ALEXANDRE HENRY | COLUNISTA
 
Há alguns dias, eu decidi ajudar uma pessoa da família que tinha um gato, já com dezesseis anos de idade, mas que não podia continuar com o bichano em casa. A única saída era levar para uma fazenda, a menos que alguém da cidade decidisse adotá-lo. Publiquei então uma foto do gato no Facebook e expliquei o que estava acontecendo. Deu certo: em pouco tempo, uma alma caridosa se dispôs a dar um novo lar a ele na cidade mesmo. Gente que gosta de gato e, com certeza, vai ter o maior carinho por aquele felino fofo.

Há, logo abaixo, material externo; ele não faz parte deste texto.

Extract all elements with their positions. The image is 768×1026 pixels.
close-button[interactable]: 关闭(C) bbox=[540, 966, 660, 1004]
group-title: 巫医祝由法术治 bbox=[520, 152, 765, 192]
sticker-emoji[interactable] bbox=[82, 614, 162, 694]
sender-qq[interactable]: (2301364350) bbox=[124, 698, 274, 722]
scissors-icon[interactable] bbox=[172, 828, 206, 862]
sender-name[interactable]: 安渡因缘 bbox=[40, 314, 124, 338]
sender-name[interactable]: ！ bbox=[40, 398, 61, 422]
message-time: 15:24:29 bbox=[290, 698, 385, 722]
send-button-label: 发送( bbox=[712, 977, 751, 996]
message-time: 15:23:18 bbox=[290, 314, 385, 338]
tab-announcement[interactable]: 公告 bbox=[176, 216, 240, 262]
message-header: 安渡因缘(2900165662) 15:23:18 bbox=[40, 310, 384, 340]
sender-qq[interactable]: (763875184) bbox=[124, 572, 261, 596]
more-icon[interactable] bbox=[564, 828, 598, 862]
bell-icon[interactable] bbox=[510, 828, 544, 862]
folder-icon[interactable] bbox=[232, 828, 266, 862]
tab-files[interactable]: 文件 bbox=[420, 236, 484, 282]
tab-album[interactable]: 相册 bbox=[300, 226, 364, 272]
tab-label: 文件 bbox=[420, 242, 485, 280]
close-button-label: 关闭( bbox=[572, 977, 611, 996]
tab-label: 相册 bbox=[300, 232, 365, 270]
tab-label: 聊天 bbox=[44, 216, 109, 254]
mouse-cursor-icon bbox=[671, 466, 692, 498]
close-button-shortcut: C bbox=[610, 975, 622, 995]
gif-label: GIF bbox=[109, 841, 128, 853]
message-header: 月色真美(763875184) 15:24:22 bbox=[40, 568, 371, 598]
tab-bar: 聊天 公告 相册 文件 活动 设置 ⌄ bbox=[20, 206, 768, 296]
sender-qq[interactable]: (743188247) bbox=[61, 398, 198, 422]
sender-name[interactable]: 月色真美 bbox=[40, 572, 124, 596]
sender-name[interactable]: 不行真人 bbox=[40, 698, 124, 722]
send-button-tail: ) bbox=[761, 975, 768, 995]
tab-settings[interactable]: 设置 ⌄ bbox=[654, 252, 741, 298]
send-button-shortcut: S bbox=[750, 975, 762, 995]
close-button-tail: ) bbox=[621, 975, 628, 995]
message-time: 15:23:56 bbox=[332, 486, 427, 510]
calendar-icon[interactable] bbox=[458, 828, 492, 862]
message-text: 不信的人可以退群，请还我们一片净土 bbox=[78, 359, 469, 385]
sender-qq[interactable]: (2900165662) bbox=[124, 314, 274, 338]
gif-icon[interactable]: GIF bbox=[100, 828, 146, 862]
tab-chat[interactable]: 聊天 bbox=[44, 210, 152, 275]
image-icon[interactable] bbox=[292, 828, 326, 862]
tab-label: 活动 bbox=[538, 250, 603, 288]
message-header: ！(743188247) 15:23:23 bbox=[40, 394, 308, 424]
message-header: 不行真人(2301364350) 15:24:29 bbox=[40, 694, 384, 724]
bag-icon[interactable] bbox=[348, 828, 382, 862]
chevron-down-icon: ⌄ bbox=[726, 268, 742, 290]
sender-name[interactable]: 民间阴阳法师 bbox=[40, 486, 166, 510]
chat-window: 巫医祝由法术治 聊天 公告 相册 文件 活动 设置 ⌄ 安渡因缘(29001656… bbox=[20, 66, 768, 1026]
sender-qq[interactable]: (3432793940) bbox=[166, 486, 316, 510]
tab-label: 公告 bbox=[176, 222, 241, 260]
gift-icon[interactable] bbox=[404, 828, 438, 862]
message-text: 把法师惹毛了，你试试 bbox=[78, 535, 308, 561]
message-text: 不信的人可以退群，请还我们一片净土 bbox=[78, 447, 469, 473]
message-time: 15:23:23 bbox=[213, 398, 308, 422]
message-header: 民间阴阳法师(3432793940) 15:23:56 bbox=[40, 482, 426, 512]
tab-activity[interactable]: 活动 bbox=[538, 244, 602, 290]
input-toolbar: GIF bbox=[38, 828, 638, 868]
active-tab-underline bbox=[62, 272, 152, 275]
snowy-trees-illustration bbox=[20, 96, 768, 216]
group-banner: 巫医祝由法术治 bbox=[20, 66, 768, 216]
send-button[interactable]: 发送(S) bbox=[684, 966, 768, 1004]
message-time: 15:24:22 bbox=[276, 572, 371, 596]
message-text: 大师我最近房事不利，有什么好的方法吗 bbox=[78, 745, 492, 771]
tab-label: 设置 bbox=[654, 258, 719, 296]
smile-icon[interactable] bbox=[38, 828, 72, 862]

Porém, apesar de eu ter ficado feliz pela eficácia da minha postagem, também fiquei triste porque ela gerou alguns comentários muito desagradáveis. Uma pessoa escreveu: “Que horror. Tratado como um objeto”. Outra: “Coitado do Gatão, sendo rejeitado na velhice!”. A maioria publicou comentários expressando dó. Não teve uma alma viva que perguntasse os motivos do gato não mais poder ficar lá. Interessava, antes de tudo, demonstrar que se estava sentindo dó ou condenar a saída do bichano da casa. E se, na casa, houvesse algo que estivesse fazendo mal ao gato? E se a pessoa que fora sua dona por mais de uma década estivesse doente, sem condições de dar um tratamento digno ao animal? Havia um universo de razões possíveis para o ato de doar o gato, muitas delas para realmente dar uma vida melhor a ele, mas o povão precipitado só queria sentir dó ou tacar pedra, mesmo sem saber direito o que estava acontecendo.

Esse tipo de comportamento popular é muito comum. Conforme a situação, a gente taca a pedra primeiro e depois pergunta o que estava acontecendo. Ou nem pergunta: fica só lembrando de como conseguiu acertar a pedrada bem no meio da testa de... de quem mesmo? Isso não importa! Linchamentos geralmente acontecem assim. Alguém fala alguma coisa, outro grita “pega, pega”, um terceiro dá o primeiro soco e, quando se vê, a multidão está tirando a vida de um ser humano sem saber a razão.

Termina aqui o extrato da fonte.